You mustered all of your strength to keep them cheeks clenched while you waddled to the closest bathroom, but between the nine IPAs you chugged last night and the seven lattes you absorbed this morning, there was, unfortunately, no stopping the violent deluge that inevitably followed. Making matters even worse, you currently happen to be standing, completely stunned, directly in the center of your office building, surrounded by coworkers, who are mere moments away from smelling what just occurred.
You, my friend, are arguably in one of the absolute worst, most calamitous situations ever — and if it sounds ridiculously far-fetched, well, I hate to bust your lucky, non-stinky bubble, but it happens more than you might expect, as the nearly 8,000 comments on this reddit thread can attest. “It happened to me once, and it was a nightmare,” confirms Anna (a pseudonym), who has irritable bowel syndrome. “I have no tips. There’s no way to make it better. It’s categorically the worst thing that could happen. My only advice would be, don’t poop your pants, or never wear white pants.”

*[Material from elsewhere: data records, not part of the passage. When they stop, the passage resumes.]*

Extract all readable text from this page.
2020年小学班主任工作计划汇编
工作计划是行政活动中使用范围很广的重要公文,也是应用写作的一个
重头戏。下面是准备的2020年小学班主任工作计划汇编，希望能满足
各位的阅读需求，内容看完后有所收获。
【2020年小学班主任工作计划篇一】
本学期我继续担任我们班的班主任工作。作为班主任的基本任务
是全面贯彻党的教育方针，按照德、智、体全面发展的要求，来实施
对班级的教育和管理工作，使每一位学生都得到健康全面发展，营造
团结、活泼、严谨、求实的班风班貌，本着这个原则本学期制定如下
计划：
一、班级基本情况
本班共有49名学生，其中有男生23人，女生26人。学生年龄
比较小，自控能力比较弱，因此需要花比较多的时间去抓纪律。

Now, while Anna and her blatant honesty might have you feeling doomed to moving across the world, changing your name and then digging a massive hole, where you can live forever and hopefully escape the memories of pooping your pants in public, I actually think that her advice is useful, if you consider it for future occasions: That is, if you have an inkling that you may poop your pants in the near future — say, you have the stomach flu, food poisoning or a bad case of the IPA-induced bum explosions — stay the heck home. Sarah Whitcomb, a new mother who has recently grown accustomed to cleaning up public poops, has very much the same advice. “Just don’t leave the house, and you don’t have to worry about any of this,” she says, bluntly.
Likewise, if you want to be able to deal with the spontaneous and disastrous occasion of pooping your pants in public, Whitcomb emphasizes the importance of always being prepared. “You always have to carry extra outfits, as poop explosions can occur at the most inconvenient times,” she says. Maybe just keep some extra clothes in your backpack, your car or even your desk at work.

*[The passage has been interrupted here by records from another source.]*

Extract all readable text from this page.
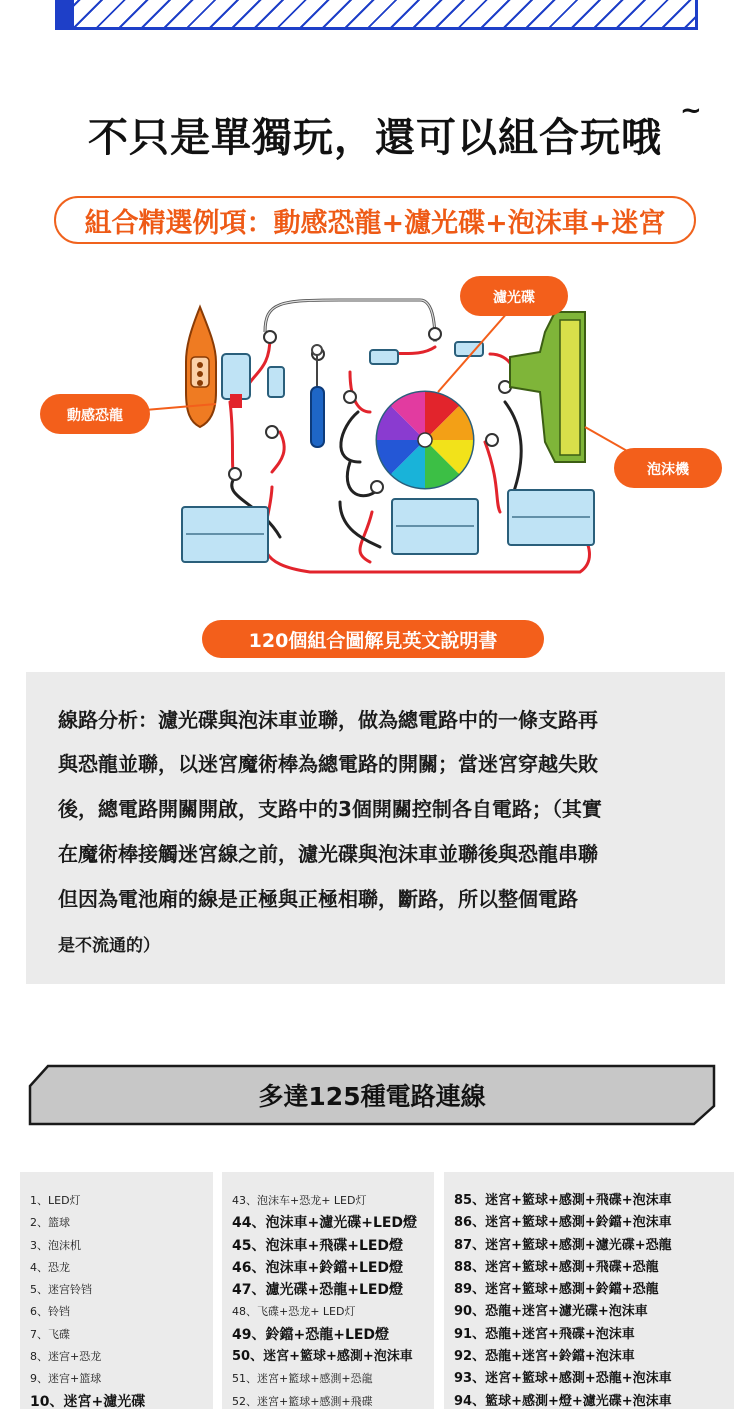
不只是單獨玩，還可以組合玩哦
~
組合精選例項：動感恐龍+濾光碟+泡沫車+迷宮
動感恐龍
濾光碟
泡沫機
120個組合圖解見英文說明書
線路分析：濾光碟與泡沫車並聯，做為總電路中的一條支路再
與恐龍並聯，以迷宮魔術棒為總電路的開關；當迷宮穿越失敗
後，總電路開關開啟，支路中的3個開關控制各自電路；（其實
在魔術棒接觸迷宮線之前，濾光碟與泡沫車並聯後與恐龍串聯
但因為電池廂的線是正極與正極相聯，斷路，所以整個電路
是不流通的）
多達125種電路連線
1、LED灯
2、篮球
3、泡沫机
4、恐龙
5、迷宫铃铛
6、铃铛
7、飞碟
8、迷宫+恐龙
9、迷宫+篮球
10、迷宮+濾光碟
43、泡沫车+恐龙+ LED灯
44、泡沫車+濾光碟+LED燈
45、泡沫車+飛碟+LED燈
46、泡沫車+鈴鐺+LED燈
47、濾光碟+恐龍+LED燈
48、飞碟+恐龙+ LED灯
49、鈴鐺+恐龍+LED燈
50、迷宮+籃球+感測+泡沫車
51、迷宮+籃球+感測+恐龍
52、迷宮+籃球+感測+飛碟
85、迷宮+籃球+感測+飛碟+泡沫車
86、迷宮+籃球+感測+鈴鐺+泡沫車
87、迷宮+籃球+感測+濾光碟+恐龍
88、迷宮+籃球+感測+飛碟+恐龍
89、迷宮+籃球+感測+鈴鐺+恐龍
90、恐龍+迷宮+濾光碟+泡沫車
91、恐龍+迷宮+飛碟+泡沫車
92、恐龍+迷宮+鈴鐺+泡沫車
93、迷宮+籃球+感測+恐龍+泡沫車
94、籃球+感測+燈+濾光碟+泡沫車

Tragically, though, it sounds like you never saw this coming and are now standing there, paralyzed, with poop in your pants and no extra clothes. That being the case, you need to take some emergency measures. First things first, get your dirty butt to the bathroom, preferably a single-person one. “If possible, I would grab a plastic bag on the way in,” writes Phillip Remaker, a self-proclaimed “problem solver” on Quora. “I would enter a stall and carefully remove my pants and hang them on a hook. I would remove my underwear and set them on the floor, leaving as little mess as possible.”
Next, clean yourself as best as you can. “Baby wipes are a must, but you could get away with paper towels or toilet paper,” Whitcomb says. Or, better yet, always, always carry some One Wipe Charlies with you, just in case you poop your pants in public, because they would quite literally save your butt.
Once your tush and the surrounding area are clean, or mostly clean, you need to burn the evidence, so to speak. “The underwear is a loss and must be discarded,” Remaker writes. “Wrap the soiled underwear in toilet tissue and/or place in the plastic bag to discard in a waste bin outdoors. If you can’t reach the outdoors, bury in the restroom waste bin.” If your pants were soiled, too, your best bet is to dab them with some damp paper towels, just so you can at least walk to your car or other means of getting home without a significant amount of poop on or in your pants.
“Place the pants back on without the underwear, optionally fashioning a pad of toilet paper between buttocks and pants,” Remaker continues. “Make some excuse to leave early, if needed.” As Sarah Martin, who also has irritable bowel syndrome, says, you can even message your boss or whoever is waiting on you from the toilet if you must. “From the toilet, I called him and explained the situation,” she writes in the same Quora thread. “He understood without me saying that I pooped my pants and gave me the rest of the day off. I put my undies directly in the garbage can and cautiously opened the door to see if it was clear to go out. I grabbed a garbage bag from the cleaning supply and rushed to my car to drive home.” What you can also do, if you have the time and will to continue your day in public, is call a significant other or someone you trust to bring you some new clothes.
At the end of the day, though, as pretty much everyone has explained thus far, being prepared for the worst is really the only way to effectively deal with pants full of poop. “Since that day,” Martin writes, “I wear disposable undies at work and I have cleaning supplies and extra pants in my car.”
It might sound like a bit much, but disposable undies beat living in a hole on the other side of the world.